Version 2 2024-06-13, 15:56Version 2 2024-06-13, 15:56
Version 1 2016-10-11, 10:33Version 1 2016-10-11, 10:33
journal contribution
posted on 2024-06-13, 15:56authored byNJ Glassford, GM Eastwood, R Bellomo
Introduction: Fluid bolus therapy (FBT) is a ubiquitous intervention in
intensive care. However, the physiological effects in the critically ill are
poorly understood. Therefore, we systematically reviewed the contemporary literature to determine the current practice and effect of FBT in the management of severe sepsis and septic shock.
Methods: We interrogated the MEDLINE, CENTRAL and EMBASE electronic reference databases using a combination of terms to define a set of records of studies of fluid administration in patients with severe sepsis or septic shock. To achieve contemporary relevance, results were limited to English language studies in adults between 2010 and 2013.

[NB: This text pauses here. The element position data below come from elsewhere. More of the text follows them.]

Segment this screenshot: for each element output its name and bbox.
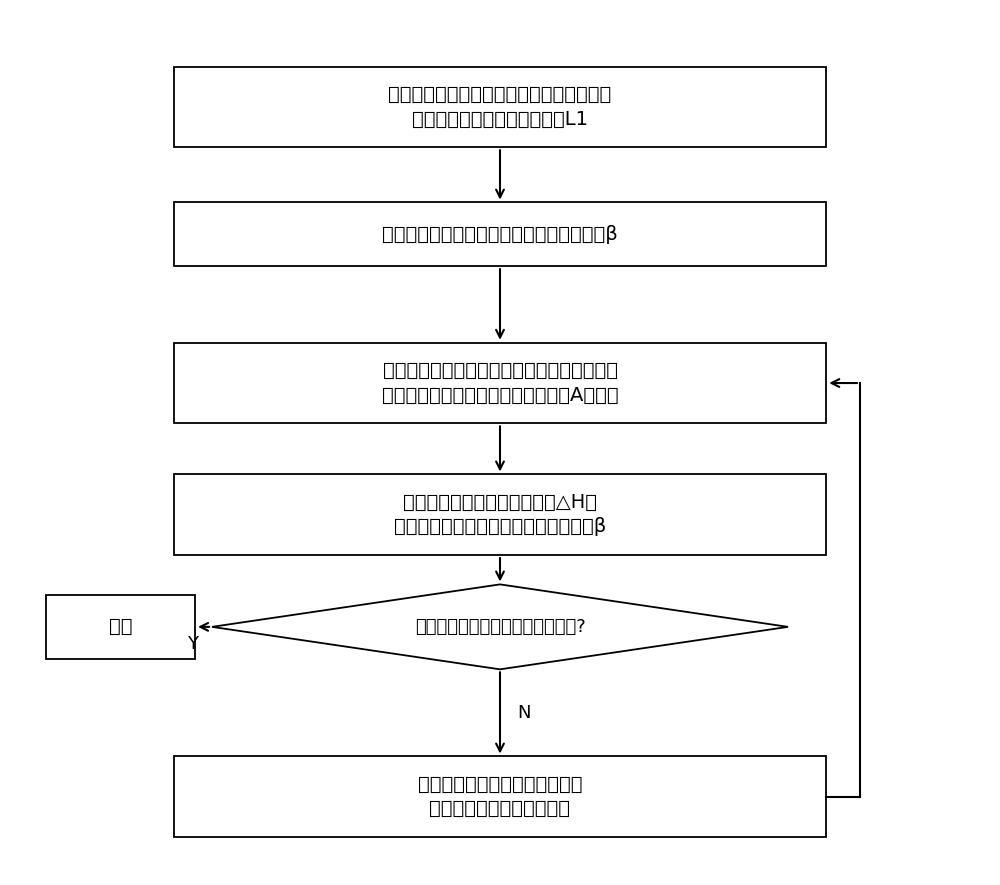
Text: 初始化桨叶接力器行程作为初始的桨叶转角β: 初始化桨叶接力器行程作为初始的桨叶转角β bbox=[382, 225, 618, 244]
Text: 桨叶上两个参考点相对同一参考平面A的高程: 桨叶上两个参考点相对同一参考平面A的高程 bbox=[382, 386, 618, 404]
Text: 用水准仪分别测量出当前桨叶接力器行程下各: 用水准仪分别测量出当前桨叶接力器行程下各 bbox=[382, 361, 618, 381]
Text: Y: Y bbox=[187, 635, 198, 653]
Polygon shape bbox=[212, 584, 788, 669]
Text: 桨叶接力器行程已经达到预设阈值?: 桨叶接力器行程已经达到预设阈值? bbox=[415, 618, 585, 635]
Text: 结束: 结束 bbox=[109, 618, 133, 636]
Bar bbox=[46, 595, 195, 658]
Bar bbox=[174, 203, 826, 266]
Bar bbox=[174, 66, 826, 147]
Text: 计算当前桨叶接力器行程下的桨叶转角β: 计算当前桨叶接力器行程下的桨叶转角β bbox=[394, 518, 606, 536]
Bar bbox=[174, 757, 826, 837]
Text: 通过油压装置使桨叶接力器行程: 通过油压装置使桨叶接力器行程 bbox=[418, 775, 582, 794]
Text: 运动至下一个指定的测量点: 运动至下一个指定的测量点 bbox=[430, 799, 570, 819]
Text: N: N bbox=[517, 704, 531, 722]
Bar bbox=[174, 342, 826, 423]
Bar bbox=[174, 474, 826, 555]
Text: 计算两个参考点之间的高程差△H，: 计算两个参考点之间的高程差△H， bbox=[403, 493, 597, 512]
Text: 测量出两个参考点的直线距离L1: 测量出两个参考点的直线距离L1 bbox=[412, 110, 588, 128]
Text: 在桨叶的顶部中心线两端各选择一个参考点: 在桨叶的顶部中心线两端各选择一个参考点 bbox=[388, 85, 612, 104]
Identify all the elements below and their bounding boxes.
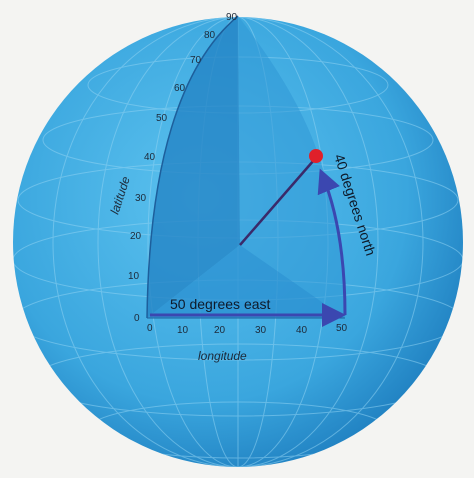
latitude-ticks: 0 10 20 30 40 50 60 70 80 90 (128, 12, 238, 324)
longitude-sector (238, 16, 345, 318)
meridian-sector (147, 16, 240, 318)
lat-tick-90: 90 (226, 12, 238, 23)
equator-sector (147, 245, 345, 318)
north-arrow (317, 168, 347, 316)
longitude-ticks: 0 10 20 30 40 50 (147, 323, 348, 336)
lon-tick-50: 50 (336, 323, 348, 334)
lat-tick-80: 80 (204, 30, 216, 41)
lon-tick-0: 0 (147, 323, 153, 334)
lat-tick-10: 10 (128, 271, 140, 282)
lat-tick-30: 30 (135, 193, 147, 204)
lon-tick-10: 10 (177, 325, 189, 336)
lat-tick-70: 70 (190, 55, 202, 66)
location-point (309, 149, 323, 163)
lat-tick-40: 40 (144, 152, 156, 163)
radius-line (239, 159, 315, 246)
lat-tick-50: 50 (156, 113, 168, 124)
lat-tick-20: 20 (130, 231, 142, 242)
longitude-axis-label: longitude (198, 349, 247, 363)
east-arrow-label: 50 degrees east (170, 296, 271, 312)
lat-tick-60: 60 (174, 83, 186, 94)
lat-tick-0: 0 (134, 313, 140, 324)
lon-tick-30: 30 (255, 325, 267, 336)
latitude-arc (146, 15, 239, 319)
lon-tick-20: 20 (214, 325, 226, 336)
lon-tick-40: 40 (296, 325, 308, 336)
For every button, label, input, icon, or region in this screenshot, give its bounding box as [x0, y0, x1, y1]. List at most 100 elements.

Results: We identified 22 prospective observational studies, four
retrospective observational studies, two quasi-experimental studies, and five randomised controlled trials (RCTs), 41 boluses in total. No RCT compared FBT with alternative interventions. The median fluid bolus was 500 ml (range: 100 to 1,000 ml) administered over 30 minutes (range: 10 to 60 minutes) and 0.9% sodium chloride solution was the most commonly administered. Although 17 studies describe the temporal course of physiological changes after FBT in 31 patient groups, only three studies describe the physiological changes at 60 minutes, and only one study beyond this point (Figure 1). No studies related the physiological changes after FBT with clinically relevant outcomes.
Conclusion: There is a need for obtaining randomised controlled evidence
for the physiological effects of FBT in patients with severe sepsis and septic shock beyond the period immediately following its administration.